Retired Lt. Col. George Rabusa, a military budget officer from 2000 to 2002, said he used to hand out shopping money whenever the wife of Reyes traveled in the country and abroad. He said airfare and payment for accommodations were shouldered by the Office of the Chief of Staff.
"The money coming from me was only for shopping," Rabusa told senators, recalling that he once gave the generals' wives $10,000 in pocket money.
Sen. Teofisto Guingona III, chair of the blue ribbon committee, said Erlinda would be summoned to the next hearing on Feb. 17.
Guingona said a subpoena would be issued to Reyes to compel the former AFP chief of staff to show up. The committee also deferred a decision on the motions to cite Reyes and his lawyer, and retired military comptroller Carlos Garcia for contempt.
Ligot, the military comptroller when Reyes was the chief of staff, denied any knowledge of his wife's travels, much to the disbelief of senators.

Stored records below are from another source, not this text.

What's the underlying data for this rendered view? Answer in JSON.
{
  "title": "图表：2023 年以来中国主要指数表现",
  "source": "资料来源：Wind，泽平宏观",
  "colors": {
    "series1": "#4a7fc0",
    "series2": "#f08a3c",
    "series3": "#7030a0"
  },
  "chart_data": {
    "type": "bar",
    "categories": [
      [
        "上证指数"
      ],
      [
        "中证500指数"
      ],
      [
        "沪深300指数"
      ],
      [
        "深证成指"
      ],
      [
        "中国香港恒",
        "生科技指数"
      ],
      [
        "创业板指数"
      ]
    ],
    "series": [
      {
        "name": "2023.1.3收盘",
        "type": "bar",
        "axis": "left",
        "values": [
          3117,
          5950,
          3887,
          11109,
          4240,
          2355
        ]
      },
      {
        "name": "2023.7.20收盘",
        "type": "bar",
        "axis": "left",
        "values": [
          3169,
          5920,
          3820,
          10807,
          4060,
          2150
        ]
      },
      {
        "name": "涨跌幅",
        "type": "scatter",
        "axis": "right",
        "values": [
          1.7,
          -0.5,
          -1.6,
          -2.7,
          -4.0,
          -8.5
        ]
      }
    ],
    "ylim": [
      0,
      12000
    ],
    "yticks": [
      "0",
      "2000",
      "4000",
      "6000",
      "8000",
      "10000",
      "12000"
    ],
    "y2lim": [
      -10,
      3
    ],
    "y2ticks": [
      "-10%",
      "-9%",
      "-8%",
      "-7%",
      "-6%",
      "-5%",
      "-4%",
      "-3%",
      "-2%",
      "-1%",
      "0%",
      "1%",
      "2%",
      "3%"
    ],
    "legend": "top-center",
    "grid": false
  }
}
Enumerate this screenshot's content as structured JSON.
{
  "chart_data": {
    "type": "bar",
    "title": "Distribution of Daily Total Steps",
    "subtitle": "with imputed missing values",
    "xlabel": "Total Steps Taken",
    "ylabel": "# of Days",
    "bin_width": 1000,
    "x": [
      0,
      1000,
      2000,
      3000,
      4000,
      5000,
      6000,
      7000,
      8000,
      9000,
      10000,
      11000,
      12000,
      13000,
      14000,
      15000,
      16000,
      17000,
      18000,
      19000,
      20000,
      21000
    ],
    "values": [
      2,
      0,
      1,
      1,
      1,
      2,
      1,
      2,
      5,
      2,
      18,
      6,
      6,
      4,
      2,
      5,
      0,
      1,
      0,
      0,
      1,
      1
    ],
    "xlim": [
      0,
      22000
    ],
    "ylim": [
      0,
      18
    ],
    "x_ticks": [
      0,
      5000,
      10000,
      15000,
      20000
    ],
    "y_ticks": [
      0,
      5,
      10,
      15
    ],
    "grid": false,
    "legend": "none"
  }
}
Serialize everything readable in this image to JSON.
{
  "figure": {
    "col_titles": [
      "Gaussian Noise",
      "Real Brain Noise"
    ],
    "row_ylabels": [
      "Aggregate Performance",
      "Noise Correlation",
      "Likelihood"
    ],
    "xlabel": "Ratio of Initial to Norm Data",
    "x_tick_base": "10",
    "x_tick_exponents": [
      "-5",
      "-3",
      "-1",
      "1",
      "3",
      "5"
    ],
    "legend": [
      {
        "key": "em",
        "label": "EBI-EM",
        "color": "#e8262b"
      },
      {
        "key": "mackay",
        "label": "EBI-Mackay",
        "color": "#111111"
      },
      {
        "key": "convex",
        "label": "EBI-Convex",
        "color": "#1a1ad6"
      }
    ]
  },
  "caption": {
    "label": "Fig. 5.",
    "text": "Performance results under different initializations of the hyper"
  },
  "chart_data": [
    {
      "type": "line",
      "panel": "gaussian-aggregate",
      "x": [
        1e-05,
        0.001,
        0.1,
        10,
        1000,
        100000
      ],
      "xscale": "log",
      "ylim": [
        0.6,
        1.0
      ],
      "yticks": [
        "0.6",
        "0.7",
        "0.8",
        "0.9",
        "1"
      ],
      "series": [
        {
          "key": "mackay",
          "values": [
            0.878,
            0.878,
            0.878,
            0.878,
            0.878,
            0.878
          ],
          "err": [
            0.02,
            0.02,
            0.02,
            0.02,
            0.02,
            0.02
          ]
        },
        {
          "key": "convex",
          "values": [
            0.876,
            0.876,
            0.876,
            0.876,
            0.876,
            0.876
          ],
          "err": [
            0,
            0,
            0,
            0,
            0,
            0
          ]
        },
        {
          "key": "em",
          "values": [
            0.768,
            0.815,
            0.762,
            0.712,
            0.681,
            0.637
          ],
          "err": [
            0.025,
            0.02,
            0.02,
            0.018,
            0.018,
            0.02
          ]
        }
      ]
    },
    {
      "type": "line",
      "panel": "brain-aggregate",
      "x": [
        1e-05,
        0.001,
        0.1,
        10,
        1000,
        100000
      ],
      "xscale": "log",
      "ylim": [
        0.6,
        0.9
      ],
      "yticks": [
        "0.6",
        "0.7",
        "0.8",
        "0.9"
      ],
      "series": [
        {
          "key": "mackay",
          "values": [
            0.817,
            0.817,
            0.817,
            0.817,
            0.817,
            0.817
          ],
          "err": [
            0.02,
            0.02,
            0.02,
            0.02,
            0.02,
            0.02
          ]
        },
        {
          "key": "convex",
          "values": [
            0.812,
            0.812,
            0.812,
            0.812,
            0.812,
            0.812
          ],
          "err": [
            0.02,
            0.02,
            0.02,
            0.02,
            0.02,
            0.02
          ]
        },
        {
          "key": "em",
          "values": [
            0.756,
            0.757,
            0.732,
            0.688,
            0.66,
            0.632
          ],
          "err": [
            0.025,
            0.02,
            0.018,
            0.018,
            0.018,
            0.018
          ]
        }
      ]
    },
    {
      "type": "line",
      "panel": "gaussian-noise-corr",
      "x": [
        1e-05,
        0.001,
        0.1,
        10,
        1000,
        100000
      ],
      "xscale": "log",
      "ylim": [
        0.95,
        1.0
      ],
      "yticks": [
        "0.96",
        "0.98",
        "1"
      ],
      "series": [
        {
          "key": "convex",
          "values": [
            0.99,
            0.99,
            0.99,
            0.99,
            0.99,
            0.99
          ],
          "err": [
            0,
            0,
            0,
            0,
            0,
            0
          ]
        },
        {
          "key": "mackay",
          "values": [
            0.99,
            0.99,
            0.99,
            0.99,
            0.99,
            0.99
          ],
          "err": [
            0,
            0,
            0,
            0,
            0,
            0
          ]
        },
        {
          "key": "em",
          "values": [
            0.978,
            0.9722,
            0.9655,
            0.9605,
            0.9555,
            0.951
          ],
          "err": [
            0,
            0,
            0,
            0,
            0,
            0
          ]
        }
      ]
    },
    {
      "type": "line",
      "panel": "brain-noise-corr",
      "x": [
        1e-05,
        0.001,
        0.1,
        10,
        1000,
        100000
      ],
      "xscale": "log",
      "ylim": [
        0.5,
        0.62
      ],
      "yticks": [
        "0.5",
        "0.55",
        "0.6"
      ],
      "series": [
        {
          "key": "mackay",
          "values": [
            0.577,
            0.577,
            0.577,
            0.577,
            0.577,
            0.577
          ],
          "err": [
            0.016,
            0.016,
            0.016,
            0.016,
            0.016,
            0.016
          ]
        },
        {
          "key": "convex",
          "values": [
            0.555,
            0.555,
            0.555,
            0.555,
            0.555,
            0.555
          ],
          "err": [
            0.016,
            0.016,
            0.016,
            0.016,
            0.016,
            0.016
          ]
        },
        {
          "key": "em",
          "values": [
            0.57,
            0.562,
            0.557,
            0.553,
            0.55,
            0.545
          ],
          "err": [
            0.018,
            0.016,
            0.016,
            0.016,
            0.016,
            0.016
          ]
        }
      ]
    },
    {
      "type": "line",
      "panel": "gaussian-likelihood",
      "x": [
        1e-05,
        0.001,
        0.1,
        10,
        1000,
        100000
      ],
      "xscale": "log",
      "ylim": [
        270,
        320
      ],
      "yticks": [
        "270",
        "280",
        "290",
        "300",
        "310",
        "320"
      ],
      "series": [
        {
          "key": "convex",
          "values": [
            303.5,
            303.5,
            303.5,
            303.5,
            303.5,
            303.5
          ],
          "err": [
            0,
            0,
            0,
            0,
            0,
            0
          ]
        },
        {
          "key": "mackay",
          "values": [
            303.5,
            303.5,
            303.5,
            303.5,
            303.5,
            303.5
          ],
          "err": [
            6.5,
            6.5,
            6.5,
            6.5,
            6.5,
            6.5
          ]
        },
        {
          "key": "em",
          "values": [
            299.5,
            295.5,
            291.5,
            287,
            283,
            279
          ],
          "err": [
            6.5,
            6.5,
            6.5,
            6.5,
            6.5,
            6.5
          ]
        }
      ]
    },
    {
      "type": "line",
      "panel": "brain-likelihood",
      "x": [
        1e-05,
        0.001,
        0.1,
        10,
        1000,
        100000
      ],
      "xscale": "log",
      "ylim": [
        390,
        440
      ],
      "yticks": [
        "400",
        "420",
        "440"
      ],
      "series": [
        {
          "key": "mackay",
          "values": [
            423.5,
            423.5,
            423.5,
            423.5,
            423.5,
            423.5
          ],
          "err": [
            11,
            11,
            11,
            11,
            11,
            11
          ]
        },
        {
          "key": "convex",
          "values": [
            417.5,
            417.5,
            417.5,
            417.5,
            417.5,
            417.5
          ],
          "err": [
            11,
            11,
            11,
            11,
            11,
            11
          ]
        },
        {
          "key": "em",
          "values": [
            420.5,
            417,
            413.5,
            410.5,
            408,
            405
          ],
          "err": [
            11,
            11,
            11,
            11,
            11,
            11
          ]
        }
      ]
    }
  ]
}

At one point, he said his wife might have kept her trips "secret."
"And what might have been her reason for keeping them secret?" Estrada asked him in Filipino. "Even our pet dogs or cats, when they go astray, we look for them. What more if it's your wife missing?"
Erlinda owns a house at 7102 Stanton Avenue, Buena Park, California, according to Estrada. He said Ligot's wife bought the property in cash for $183,868 in 2002.
The second property is at 1240 South Cabernet Circle in Anaheim, California, which was worth $504,000 when Ligot's wife allegedly bought it on Dec. 23, 2003. Estrada said she paid a portion in cash and sought a loan for the remainder of the acquisition cost.
Estrada told Ligot that he had gotten word that Erlinda was used as a "dummy" for the retired general, who allegedly owned the Buena Park property. He said he was also told that the wife was fronting for Teresita Reyes as the real owner of the Anaheim house.
"I would like to invoke my right against self-incrimination," Ligot replied, saying the houses and travels were the subject of a pending case against him in the Sandiganbayan anti-graft court.
Ligot said he learned about the houses only after they were included in the charges in the anti-graft court. He recalled asking his wife in Filipino: "What happened?"
When shown pictures of the houses, the former military comptroller said it was the first time he saw them.